The Los Angeles Aqueduct conveys water from the Owens River in the Eastern Sierra Nevada mountains to the city of Los Angeles. The system provides 80% of the water to Los Angeles. Part of the aqueduct system travels through the 5.5 mile (9 km) Elizabeth Tunnel. The San Andreas fault cuts across the tunnel and a major earthquake at this location has the potential to cut off this water supply to the city for over a year.
Ray Hamilton of AMEC made a fascinating presentation of his work using AFT Fathom on the Elizabeth Tunnel at the AFT Denver User Group meeting earlier this month. He went so far as to compare AFT Fathom predictions to those made a century ago by water engineers using slide rules, pencil and paper. Even more fascinating is that his presentation coincided with the 100th anniversary of the first tunnel operation almost to the day.
AMEC was contracted to look at the viability of inserting HDPE pipe into the tunnel to allow for continued flow should the tunnel fracture due to slippage of the San Andreas fault during a major seismic event. Estimates were that the fault could slip by about 11 feet (3.5 meters) and this could potentially cut off all water flow through the tunnel. It was believed an HDPE insert could be used to maintain water flow due to its ability to deform.
Mr. Hamilton compared AFT Fathom predictions of the full tunnel capacity to those made by engineers 100 years ago. The predictions were within 3%.
Mr.
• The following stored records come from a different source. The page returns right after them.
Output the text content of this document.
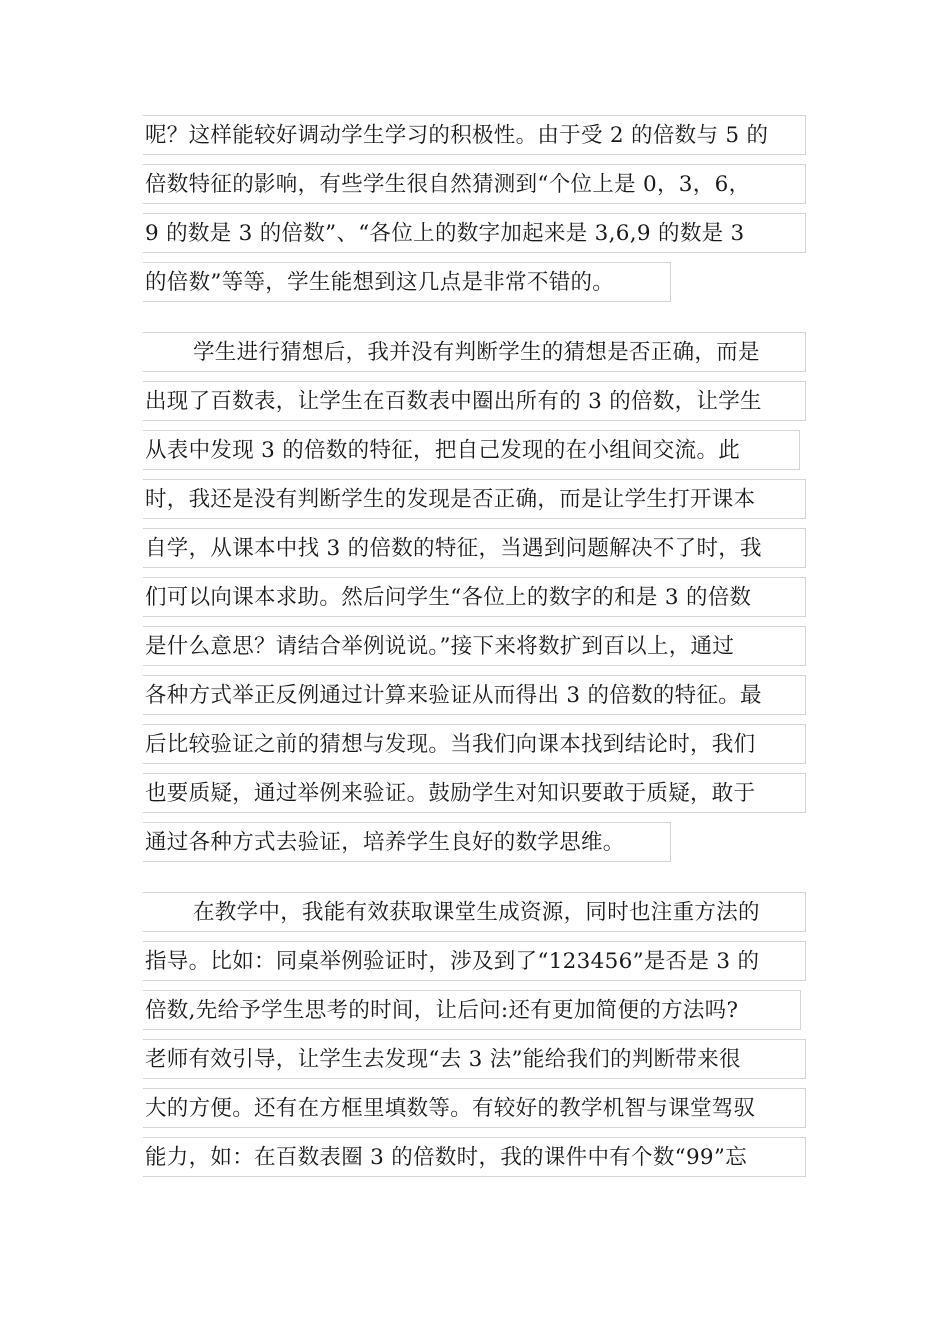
呢？这样能较好调动学生学习的积极性。由于受 2 的倍数与 5 的
倍数特征的影响，有些学生很自然猜测到“个位上是 0，3，6，
9 的数是 3 的倍数”、“各位上的数字加起来是 3,6,9 的数是 3
的倍数”等等，学生能想到这几点是非常不错的。
学生进行猜想后，我并没有判断学生的猜想是否正确，而是
出现了百数表，让学生在百数表中圈出所有的 3 的倍数，让学生
从表中发现 3 的倍数的特征，把自己发现的在小组间交流。此
时，我还是没有判断学生的发现是否正确，而是让学生打开课本
自学，从课本中找 3 的倍数的特征，当遇到问题解决不了时，我
们可以向课本求助。然后问学生“各位上的数字的和是 3 的倍数
是什么意思？请结合举例说说。”接下来将数扩到百以上，通过
各种方式举正反例通过计算来验证从而得出 3 的倍数的特征。最
后比较验证之前的猜想与发现。当我们向课本找到结论时，我们
也要质疑，通过举例来验证。鼓励学生对知识要敢于质疑，敢于
通过各种方式去验证，培养学生良好的数学思维。
在教学中，我能有效获取课堂生成资源，同时也注重方法的
指导。比如：同桌举例验证时，涉及到了“123456”是否是 3 的
倍数,先给予学生思考的时间，让后问:还有更加简便的方法吗?
老师有效引导，让学生去发现“去 3 法”能给我们的判断带来很
大的方便。还有在方框里填数等。有较好的教学机智与课堂驾驭
能力，如：在百数表圈 3 的倍数时，我的课件中有个数“99”忘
Hamilton then looked at different sizes of HDPE pipe and settled on a size that should allow the tunnel to continue to operate after a major earthquake - but at a reduced capacity until the tunnel can be repaired.
We at Applied Flow Technology continue to be impressed with what engineers do with our software. The modeling of the Elizabeth Tunnel certainly held the interest of all the engineers who attended the User Group meeting this month.